Il est de ces ivrognes qui finissent par se croire invulnérables devant une bouteille de sodabi. C’est précisément le cas de notre homme qui s’était rendu gaillardement dans une maison du quartier, lieu de rendez-vous des soulards et autres amateurs de sodabi.

Il s’est aussitôt mis à boire l’alcool frelaté comme il boirait de l’eau. Il renouvela tant et tant sa consommation qu’il commença à dérailler sérieusement. Il avait l’alcool  joyeux et toisait tout le monde en faisant le clown.

Malgré son état d’ébriété avancé, on continuait à lui servir à boire tant qu’il pouvait payer sa consommation. L’ivrogne animait la maison et se donnait en spectacle. Pris à son propre jeu, il voulut trop en faire et alla s’asseoir sur la margelle du puits du quartier général des buveurs de sodabi tout en tanguant dangereusement sous l’effet des vagues du sodabi décapant, véritable tord-boyaux, qui bousculait le sang dans ses veines et lui embrumait le cerveau. Quelques avertissements se firent, bien sûr, entendre pour le prévenir d’une chute dans le puits, mais le poivrot n’en avait cure, fort de son blindage de sodabi. Que pouvait-il lui arriver, rond comme il était, avec du feu dans les veines?

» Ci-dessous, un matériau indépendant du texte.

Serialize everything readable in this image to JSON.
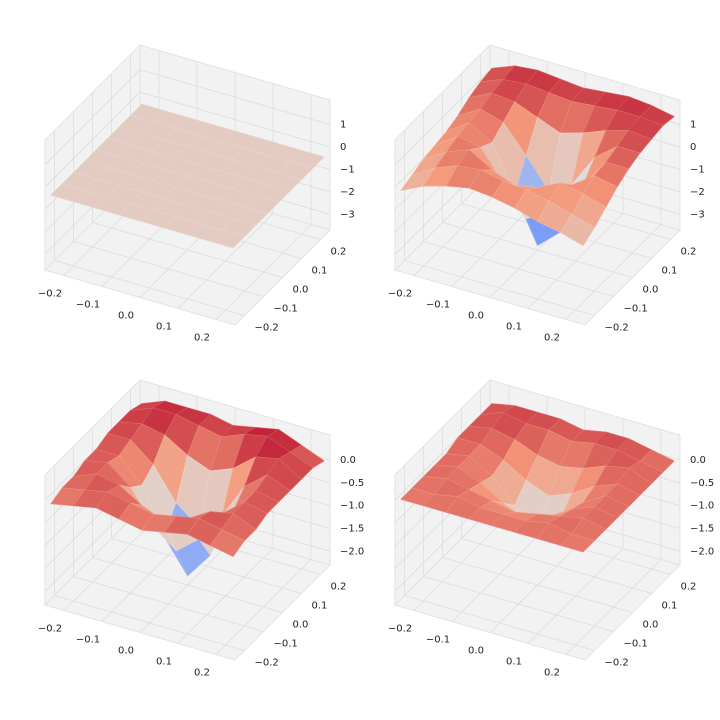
{
  "chart_data": [
    {
      "type": "surface",
      "cmap": "coolwarm",
      "x": [
        -0.24,
        -0.18,
        -0.12,
        -0.06,
        0,
        0.06,
        0.12,
        0.18,
        0.24
      ],
      "y": [
        -0.24,
        -0.18,
        -0.12,
        -0.06,
        0,
        0.06,
        0.12,
        0.18,
        0.24
      ],
      "z": [
        [
          -0.4,
          -0.4,
          -0.4,
          -0.4,
          -0.4,
          -0.4,
          -0.4,
          -0.4,
          -0.4
        ],
        [
          -0.4,
          -0.4,
          -0.4,
          -0.4,
          -0.4,
          -0.4,
          -0.4,
          -0.4,
          -0.4
        ],
        [
          -0.4,
          -0.4,
          -0.4,
          -0.4,
          -0.4,
          -0.4,
          -0.4,
          -0.4,
          -0.4
        ],
        [
          -0.4,
          -0.4,
          -0.4,
          -0.4,
          -0.4,
          -0.4,
          -0.4,
          -0.4,
          -0.4
        ],
        [
          -0.4,
          -0.4,
          -0.4,
          -0.4,
          -0.4,
          -0.4,
          -0.4,
          -0.4,
          -0.4
        ],
        [
          -0.4,
          -0.4,
          -0.4,
          -0.4,
          -0.4,
          -0.4,
          -0.4,
          -0.4,
          -0.4
        ],
        [
          -0.4,
          -0.4,
          -0.4,
          -0.4,
          -0.4,
          -0.4,
          -0.4,
          -0.4,
          -0.4
        ],
        [
          -0.4,
          -0.4,
          -0.4,
          -0.4,
          -0.4,
          -0.4,
          -0.4,
          -0.4,
          -0.4
        ],
        [
          -0.4,
          -0.4,
          -0.4,
          -0.4,
          -0.4,
          -0.4,
          -0.4,
          -0.4,
          -0.4
        ]
      ],
      "xlim": [
        -0.25,
        0.25
      ],
      "ylim": [
        -0.25,
        0.25
      ],
      "zlim": [
        -3.7,
        2.1
      ],
      "xticks": [
        {
          "value": -0.2,
          "label": "−0.2"
        },
        {
          "value": -0.1,
          "label": "−0.1"
        },
        {
          "value": 0,
          "label": "0.0"
        },
        {
          "value": 0.1,
          "label": "0.1"
        },
        {
          "value": 0.2,
          "label": "0.2"
        }
      ],
      "yticks": [
        {
          "value": -0.2,
          "label": "−0.2"
        },
        {
          "value": -0.1,
          "label": "−0.1"
        },
        {
          "value": 0,
          "label": "0.0"
        },
        {
          "value": 0.1,
          "label": "0.1"
        },
        {
          "value": 0.2,
          "label": "0.2"
        }
      ],
      "zticks": [
        {
          "value": -3,
          "label": "−3"
        },
        {
          "value": -2,
          "label": "−2"
        },
        {
          "value": -1,
          "label": "−1"
        },
        0,
        1
      ]
    },
    {
      "type": "surface",
      "cmap": "coolwarm",
      "x": [
        -0.24,
        -0.18,
        -0.12,
        -0.06,
        0,
        0.06,
        0.12,
        0.18,
        0.24
      ],
      "y": [
        -0.24,
        -0.18,
        -0.12,
        -0.06,
        0,
        0.06,
        0.12,
        0.18,
        0.24
      ],
      "z": [
        [
          -0.2,
          0.3,
          0.6,
          0.8,
          0.7,
          0.5,
          0.2,
          0.0,
          -0.3
        ],
        [
          0.0,
          0.6,
          1.0,
          1.1,
          0.9,
          0.8,
          0.6,
          0.3,
          0.0
        ],
        [
          0.2,
          0.8,
          1.2,
          0.6,
          0.2,
          0.4,
          0.9,
          0.7,
          0.4
        ],
        [
          0.3,
          1.0,
          0.8,
          -0.5,
          -1.8,
          -1.2,
          0.3,
          1.0,
          0.8
        ],
        [
          0.4,
          1.1,
          0.5,
          -1.5,
          -3.5,
          -2.6,
          -0.2,
          1.1,
          1.1
        ],
        [
          0.6,
          1.2,
          0.9,
          -0.3,
          -1.6,
          -1.0,
          0.5,
          1.3,
          1.3
        ],
        [
          0.9,
          1.4,
          1.3,
          0.9,
          0.5,
          0.8,
          1.2,
          1.5,
          1.4
        ],
        [
          1.1,
          1.5,
          1.6,
          1.5,
          1.4,
          1.5,
          1.6,
          1.6,
          1.5
        ],
        [
          1.2,
          1.6,
          1.7,
          1.6,
          1.5,
          1.6,
          1.7,
          1.6,
          1.4
        ]
      ],
      "xlim": [
        -0.25,
        0.25
      ],
      "ylim": [
        -0.25,
        0.25
      ],
      "zlim": [
        -3.7,
        2.1
      ],
      "xticks": [
        {
          "value": -0.2,
          "label": "−0.2"
        },
        {
          "value": -0.1,
          "label": "−0.1"
        },
        {
          "value": 0,
          "label": "0.0"
        },
        {
          "value": 0.1,
          "label": "0.1"
        },
        {
          "value": 0.2,
          "label": "0.2"
        }
      ],
      "yticks": [
        {
          "value": -0.2,
          "label": "−0.2"
        },
        {
          "value": -0.1,
          "label": "−0.1"
        },
        {
          "value": 0,
          "label": "0.0"
        },
        {
          "value": 0.1,
          "label": "0.1"
        },
        {
          "value": 0.2,
          "label": "0.2"
        }
      ],
      "zticks": [
        {
          "value": -3,
          "label": "−3"
        },
        {
          "value": -2,
          "label": "−2"
        },
        {
          "value": -1,
          "label": "−1"
        },
        0,
        1
      ]
    },
    {
      "type": "surface",
      "cmap": "coolwarm",
      "x": [
        -0.24,
        -0.18,
        -0.12,
        -0.06,
        0,
        0.06,
        0.12,
        0.18,
        0.24
      ],
      "y": [
        -0.24,
        -0.18,
        -0.12,
        -0.06,
        0,
        0.06,
        0.12,
        0.18,
        0.24
      ],
      "z": [
        [
          -0.1,
          0.0,
          0.1,
          0.0,
          -0.1,
          0.0,
          0.1,
          0.0,
          -0.1
        ],
        [
          0.0,
          0.1,
          0.2,
          0.1,
          0.0,
          0.1,
          0.2,
          0.1,
          0.0
        ],
        [
          0.0,
          0.2,
          0.1,
          -0.2,
          -0.4,
          -0.2,
          0.1,
          0.2,
          0.0
        ],
        [
          0.1,
          0.2,
          -0.2,
          -0.9,
          -1.3,
          -0.9,
          -0.2,
          0.2,
          0.1
        ],
        [
          0.1,
          0.1,
          -0.4,
          -1.4,
          -2.1,
          -1.5,
          -0.4,
          0.2,
          0.1
        ],
        [
          0.2,
          0.2,
          -0.2,
          -0.9,
          -1.3,
          -0.9,
          -0.1,
          0.3,
          0.1
        ],
        [
          0.2,
          0.3,
          0.2,
          -0.1,
          -0.3,
          -0.1,
          0.3,
          0.4,
          0.1
        ],
        [
          0.2,
          0.4,
          0.4,
          0.3,
          0.2,
          0.4,
          0.5,
          0.3,
          0.1
        ],
        [
          0.1,
          0.3,
          0.3,
          0.3,
          0.2,
          0.3,
          0.4,
          0.2,
          0.0
        ]
      ],
      "xlim": [
        -0.25,
        0.25
      ],
      "ylim": [
        -0.25,
        0.25
      ],
      "zlim": [
        -2.3,
        0.55
      ],
      "xticks": [
        {
          "value": -0.2,
          "label": "−0.2"
        },
        {
          "value": -0.1,
          "label": "−0.1"
        },
        {
          "value": 0,
          "label": "0.0"
        },
        {
          "value": 0.1,
          "label": "0.1"
        },
        {
          "value": 0.2,
          "label": "0.2"
        }
      ],
      "yticks": [
        {
          "value": -0.2,
          "label": "−0.2"
        },
        {
          "value": -0.1,
          "label": "−0.1"
        },
        {
          "value": 0,
          "label": "0.0"
        },
        {
          "value": 0.1,
          "label": "0.1"
        },
        {
          "value": 0.2,
          "label": "0.2"
        }
      ],
      "zticks": [
        {
          "value": -2,
          "label": "−2.0"
        },
        {
          "value": -1.5,
          "label": "−1.5"
        },
        {
          "value": -1,
          "label": "−1.0"
        },
        {
          "value": -0.5,
          "label": "−0.5"
        },
        {
          "value": 0,
          "label": "0.0"
        }
      ]
    },
    {
      "type": "surface",
      "cmap": "coolwarm",
      "x": [
        -0.24,
        -0.18,
        -0.12,
        -0.06,
        0,
        0.06,
        0.12,
        0.18,
        0.24
      ],
      "y": [
        -0.24,
        -0.18,
        -0.12,
        -0.06,
        0,
        0.06,
        0.12,
        0.18,
        0.24
      ],
      "z": [
        [
          0.0,
          0.0,
          0.0,
          0.0,
          0.0,
          0.0,
          0.0,
          0.0,
          0.0
        ],
        [
          0.0,
          0.0,
          0.1,
          0.0,
          0.0,
          0.0,
          0.1,
          0.0,
          0.0
        ],
        [
          0.0,
          0.1,
          0.0,
          -0.1,
          -0.2,
          -0.1,
          0.0,
          0.1,
          0.0
        ],
        [
          0.0,
          0.1,
          -0.1,
          -0.4,
          -0.6,
          -0.4,
          -0.1,
          0.1,
          0.0
        ],
        [
          0.0,
          0.1,
          -0.2,
          -0.7,
          -1.1,
          -0.7,
          -0.2,
          0.1,
          0.0
        ],
        [
          0.1,
          0.1,
          -0.1,
          -0.4,
          -0.6,
          -0.4,
          -0.1,
          0.1,
          0.0
        ],
        [
          0.1,
          0.2,
          0.1,
          -0.1,
          -0.2,
          -0.1,
          0.1,
          0.2,
          0.0
        ],
        [
          0.1,
          0.3,
          0.2,
          0.2,
          0.1,
          0.2,
          0.2,
          0.1,
          0.0
        ],
        [
          0.1,
          0.2,
          0.2,
          0.2,
          0.1,
          0.2,
          0.2,
          0.1,
          0.0
        ]
      ],
      "xlim": [
        -0.25,
        0.25
      ],
      "ylim": [
        -0.25,
        0.25
      ],
      "zlim": [
        -2.3,
        0.55
      ],
      "xticks": [
        {
          "value": -0.2,
          "label": "−0.2"
        },
        {
          "value": -0.1,
          "label": "−0.1"
        },
        {
          "value": 0,
          "label": "0.0"
        },
        {
          "value": 0.1,
          "label": "0.1"
        },
        {
          "value": 0.2,
          "label": "0.2"
        }
      ],
      "yticks": [
        {
          "value": -0.2,
          "label": "−0.2"
        },
        {
          "value": -0.1,
          "label": "−0.1"
        },
        {
          "value": 0,
          "label": "0.0"
        },
        {
          "value": 0.1,
          "label": "0.1"
        },
        {
          "value": 0.2,
          "label": "0.2"
        }
      ],
      "zticks": [
        {
          "value": -2,
          "label": "−2.0"
        },
        {
          "value": -1.5,
          "label": "−1.5"
        },
        {
          "value": -1,
          "label": "−1.0"
        },
        {
          "value": -0.5,
          "label": "−0.5"
        },
        {
          "value": 0,
          "label": "0.0"
        }
      ]
    }
  ]
}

Soudain, un énorme plouf se fait entendre. L’ivrogne avait disparu de la margelle du puits. Les autres buveurs se précipitèrent autour du puits et virent leur compagnon tout au fond du puits. Le malheureux n’essayait pas d’atténuer l’effet de sodabi zota en le coupant avec l’eau du puits. Il était inconscient et se noyait en avalant l’eau du puits. Les secours furent rapidement organisés et on retira l’ivrogne de l’eau. Il avait le ventre ballonné après avoir bu l’eau mais il était encore vivant. Il fût transporté d’urgence à l’hôpital où il mourut avant même de recevoir les soins nécessités par son état.

Sa famille vint s’en prendre à la vendeuse de sodabi lui reprochant de ne pas avoir couvert son puits d’un couvercle pour éviter de tels accidents.

«Est-ce le puits qui est allé vers l’ivrogne ou l’ivrogne vers le puits»? Telle fut à peu près la réponse faite aux médecins après la mort.

Qui a dit qu’on ne mélange pas impunément l’eau et le feu?